第五話 数字は嘘をつかない
監査室設置から一月。モルダート商会は摘発され、王太子殿下は廃嫡のうえ北の修道院へ。
ミレーヌ様は証言と引き換えに罪を免れ、男爵家は爵位返上――彼女は今、監査室でわたくしの助手をしている。
数字の筋は悪くない。
「エルディア様、次の案件です。軍務府の……その、馬糧費なのですが」
「拝見しますわ。……あら。軍馬千二百頭に対して、馬糧費が二千頭分。軍務府の馬は、ずいぶんよく食べるのねえ」
監査室の扉が、ノックされた。入ってきたのは、見知らぬ青年だった。
飾り気のない黒の礼服、けれど所作に一分の隙もない。
「失礼。隣国アルヴェイド王国、財務卿補佐のセドリック・ヴェイルと申します。モルダート商会の件、我が国としても背後関係を調査中でして――貴国の『帳簿の令嬢』殿に、照合のご協力を願いに参りました」
帳簿の令嬢。最近つけられた渾名だ。社交界では嘲笑まじりに使われているのを知っている。

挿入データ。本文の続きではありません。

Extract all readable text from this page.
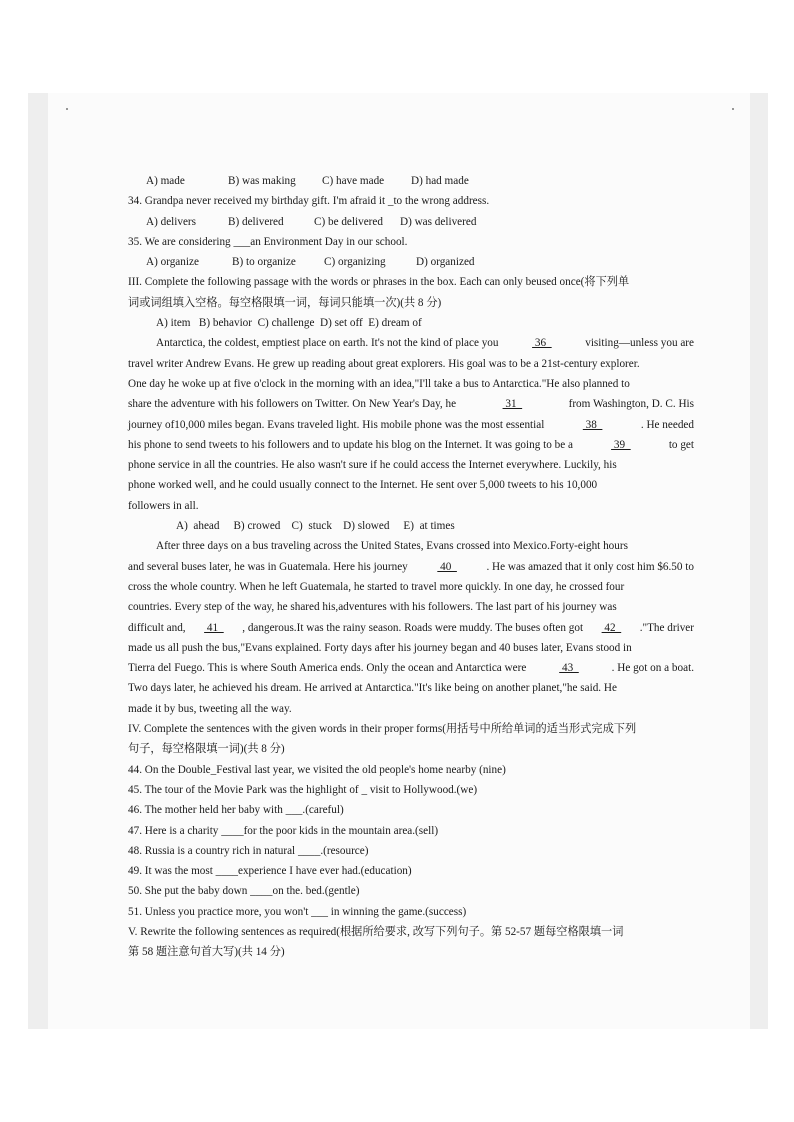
A) made	B) was making C) have made D) had made
34. Grandpa never received my birthday gift. I'm afraid it _to the wrong address.
A) delivers	B) delivered	C) be delivered D) was delivered
35. We are considering ___an Environment Day in our school.
A) organize	B) to organize	C) organizing	D) organized
III. Complete the following passage with the words or phrases in the box. Each can only beused once(将下列单
词或词组填入空格。每空格限填一词，每词只能填一次)(共 8 分)
A) item   B) behavior  C) challenge  D) set off  E) dream of
Antarctica, the coldest, emptiest place on earth. It's not the kind of place you	36	visiting—unless you are
travel writer Andrew Evans. He grew up reading about great explorers. His goal was to be a 21st-century explorer.
One day he woke up at five o'clock in the morning with an idea,"I'll take a bus to Antarctica."He also planned to
share the adventure with his followers on Twitter. On New Year's Day, he	31	from Washington, D. C. His
journey of10,000 miles began. Evans traveled light. His mobile phone was the most essential	38	. He needed
his phone to send tweets to his followers and to update his blog on the Internet. It was going to be a	39	to get
phone service in all the countries. He also wasn't sure if he could access the Internet everywhere. Luckily, his
phone worked well, and he could usually connect to the Internet. He sent over 5,000 tweets to his 10,000
followers in all.
A)  ahead     B) crowed    C)  stuck    D) slowed     E)  at times
After three days on a bus traveling across the United States, Evans crossed into Mexico.Forty-eight hours
and several buses later, he was in Guatemala. Here his journey	40	. He was amazed that it only cost him $6.50 to
cross the whole country. When he left Guatemala, he started to travel more quickly. In one day, he crossed four
countries. Every step of the way, he shared his,adventures with his followers. The last part of his journey was
difficult and, 41 , dangerous.It was the rainy season. Roads were muddy. The buses often got 42 ."The driver
made us all push the bus,"Evans explained. Forty days after his journey began and 40 buses later, Evans stood in
Tierra del Fuego. This is where South America ends. Only the ocean and Antarctica were	43	. He got on a boat.
Two days later, he achieved his dream. He arrived at Antarctica."It's like being on another planet,"he said. He
made it by bus, tweeting all the way.
IV. Complete the sentences with the given words in their proper forms(用括号中所给单词的适当形式完成下列
句子，每空格限填一词)(共 8 分)
44. On the Double_Festival last year, we visited the old people's home nearby (nine)
45. The tour of the Movie Park was the highlight of _ visit to Hollywood.(we)
46. The mother held her baby with ___.(careful)
47. Here is a charity ____for the poor kids in the mountain area.(sell)
48. Russia is a country rich in natural ____.(resource)
49. It was the most ____experience I have ever had.(education)
50. She put the baby down ____on the. bed.(gentle)
51. Unless you practice more, you won't ___ in winning the game.(success)
V. Rewrite the following sentences as required(根据所给要求, 改写下列句子。第 52-57 题每空格限填一词
第 58 题注意句首大写)(共 14 分)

けれど彼は、その言葉を、まるで勲章のように発音した。
「噂は伺っています。三百二十七冊、十年間、一日も欠かさず。……失礼を承知で申し上げますが、私は感動しました。記録とは、誠実さの形です。あなたの帳簿は、あなたが誰より誠実に生きてきた証だ」
「…………」
「エルディア様、お顔が赤いですが」
「ミレーヌ、記録しなくてよろしい」
わたくしは扇を開いて咳払いし、机の上の帳簿を一冊、彼の前に置いた。
「ようこそ、ヴェイル卿。照合、お付き合いいただけるのでしたら――夜は長くてよ?」
「望むところです。数字は嘘をつかない。私の、座右の銘です」
……あら。困りましたわね。
この胸の高鳴りは、どの帳簿に記録すればよろしいのかしら。